I guess what would make these "bubbles" separate "universes" is that they would be expanding in opposition to one another.

But I agree that the "super-universe" would simply be the universe. If this idea turned out to be true (ha ha), we might assign a new name to the bubble we'd previously thought of as "the universe", or simply phrase things as you have done and speak of sub-universes within the super-universe.

All of this helps immensely -- though I confess the terminology of intervals is foreign to me.

11. Aug 13, 2010

### zhermes

Happy to help.
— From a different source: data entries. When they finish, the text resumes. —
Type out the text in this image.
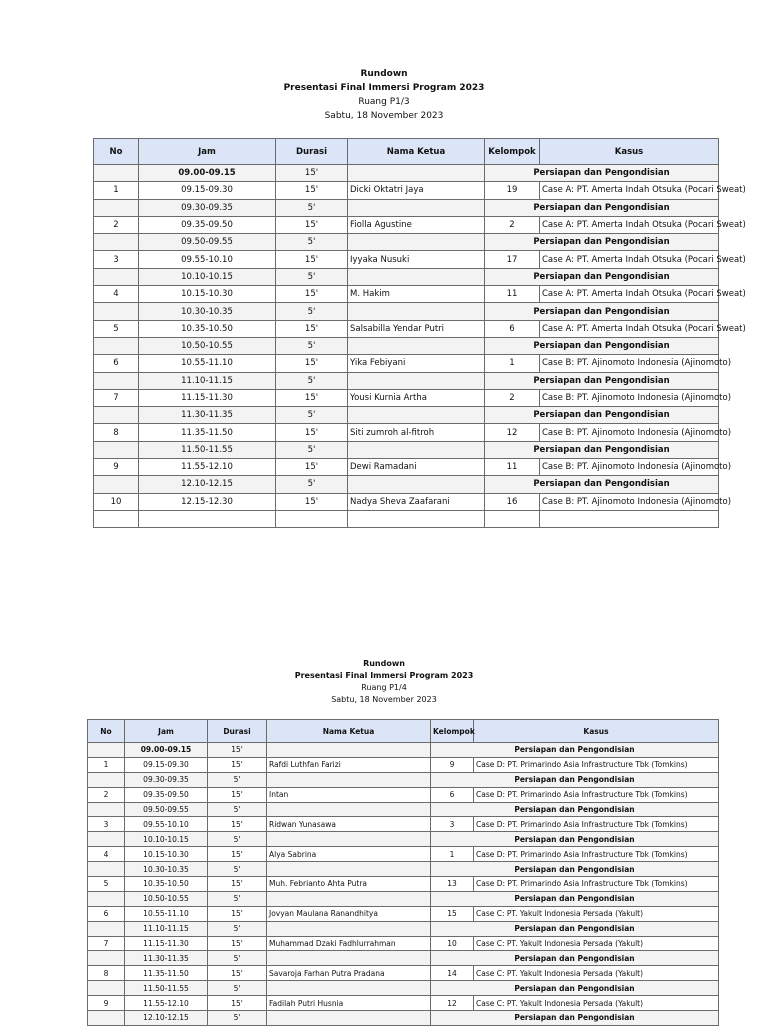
Rundown
Presentasi Final Immersi Program 2023
Ruang P1/3
Sabtu, 18 November 2023
No	Jam	Durasi	Nama Ketua	Kelompok	Kasus
	09.00-09.15	15'		Persiapan dan Pengondisian	
1	09.15-09.30	15'	Dicki Oktatri Jaya	19	Case A: PT. Amerta Indah Otsuka (Pocari Sweat)
	09.30-09.35	5'		Persiapan dan Pengondisian	
2	09.35-09.50	15'	Fiolla Agustine	2	Case A: PT. Amerta Indah Otsuka (Pocari Sweat)
	09.50-09.55	5'		Persiapan dan Pengondisian	
3	09.55-10.10	15'	Iyyaka Nusuki	17	Case A: PT. Amerta Indah Otsuka (Pocari Sweat)
	10.10-10.15	5'		Persiapan dan Pengondisian	
4	10.15-10.30	15'	M. Hakim	11	Case A: PT. Amerta Indah Otsuka (Pocari Sweat)
	10.30-10.35	5'		Persiapan dan Pengondisian	
5	10.35-10.50	15'	Salsabilla Yendar Putri	6	Case A: PT. Amerta Indah Otsuka (Pocari Sweat)
	10.50-10.55	5'		Persiapan dan Pengondisian	
6	10.55-11.10	15'	Yika Febiyani	1	Case B: PT. Ajinomoto Indonesia (Ajinomoto)
	11.10-11.15	5'		Persiapan dan Pengondisian	
7	11.15-11.30	15'	Yousi Kurnia Artha	2	Case B: PT. Ajinomoto Indonesia (Ajinomoto)
	11.30-11.35	5'		Persiapan dan Pengondisian	
8	11.35-11.50	15'	Siti zumroh al-fitroh	12	Case B: PT. Ajinomoto Indonesia (Ajinomoto)
	11.50-11.55	5'		Persiapan dan Pengondisian	
9	11.55-12.10	15'	Dewi Ramadani	11	Case B: PT. Ajinomoto Indonesia (Ajinomoto)
	12.10-12.15	5'		Persiapan dan Pengondisian	
10	12.15-12.30	15'	Nadya Sheva Zaafarani	16	Case B: PT. Ajinomoto Indonesia (Ajinomoto)

Rundown
Presentasi Final Immersi Program 2023
Ruang P1/4
Sabtu, 18 November 2023
No	Jam	Durasi	Nama Ketua	Kelompok	Kasus
	09.00-09.15	15'		Persiapan dan Pengondisian	
1	09.15-09.30	15'	Rafdi Luthfan Farizi	9	Case D: PT. Primarindo Asia Infrastructure Tbk (Tomkins)
	09.30-09.35	5'		Persiapan dan Pengondisian	
2	09.35-09.50	15'	Intan	6	Case D: PT. Primarindo Asia Infrastructure Tbk (Tomkins)
	09.50-09.55	5'		Persiapan dan Pengondisian	
3	09.55-10.10	15'	Ridwan Yunasawa	3	Case D: PT. Primarindo Asia Infrastructure Tbk (Tomkins)
	10.10-10.15	5'		Persiapan dan Pengondisian	
4	10.15-10.30	15'	Alya Sabrina	1	Case D: PT. Primarindo Asia Infrastructure Tbk (Tomkins)
	10.30-10.35	5'		Persiapan dan Pengondisian	
5	10.35-10.50	15'	Muh. Febrianto Ahta Putra	13	Case D: PT. Primarindo Asia Infrastructure Tbk (Tomkins)
	10.50-10.55	5'		Persiapan dan Pengondisian	
6	10.55-11.10	15'	Jovyan Maulana Ranandhitya	15	Case C: PT. Yakult Indonesia Persada (Yakult)
	11.10-11.15	5'		Persiapan dan Pengondisian	
7	11.15-11.30	15'	Muhammad Dzaki Fadhlurrahman	10	Case C: PT. Yakult Indonesia Persada (Yakult)
	11.30-11.35	5'		Persiapan dan Pengondisian	
8	11.35-11.50	15'	Savaroja Farhan Putra Pradana	14	Case C: PT. Yakult Indonesia Persada (Yakult)
	11.50-11.55	5'		Persiapan dan Pengondisian	
9	11.55-12.10	15'	Fadilah Putri Husnia	12	Case C: PT. Yakult Indonesia Persada (Yakult)
	12.10-12.15	5'		Persiapan dan Pengondisian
He just means that we think time to have had a certain 'beginning' (defined as '0') yet could continue on indefinitely (to 'infinity') i.e. from 0 - inf i.e.
$$[0,\infty)$$
The square bracket means including 0, and the "open bracket" means not including infinity (because you can never include infinity)

12. Aug 13, 2010

### AstroNovice

What if we were able to detect that this "duplicate" was expanding in opposition to our known universe?

Last edited: Aug 14, 2010
13. Aug 14, 2010

### AstroNovice

CMB = Cosmic Microwave Background.

You can ignore that part of my question.

14. Aug 15, 2010

### AstroNovice

I was just rereading part of The God Delusion and discovered this is where I originally came across this hypothesis. Dawkins draws the argument from Leonard Susskind, who put it forth in his book The Cosmic Landscape: String Theory and the Illusion of Intelligent Design.

I gather Susskind, whose work opposes the likes of Lee Smolin and Stephen Hawking himself, is unpopular among astrophysicists. And yet isn't Smolin's hypothesis about daughter universes born of black holes similar in some ways? At least insofar as they both involve a multiverse.

15. Aug 19, 2010

We can get rid of this infinite regression of universes within universes by simply conceiving dimensionality as an illusion of the senses. Otherwise the paradox remains and makes our present dimensional perception an impossibility since obviously all other universes would require other universes in which to exist. This conundrum makes an ultimate location at which the laws of loigic break down a necessity.

16. Aug 20, 2010

### Chronos

I would only add that causally connected regions of the universe will never truly become 'disconnected', they will merely redshift into obscurity.

17. Aug 20, 2010

### Hurkyl

Staff Emeritus
The disconnect is that there will be a time N on the remote observer's watch that will never be seen by the Earthbound observer.

The reason is not because the light is so dim the Earthbound observer can't make it out -- the reason is because the light will never reach the Earthbound observer at all.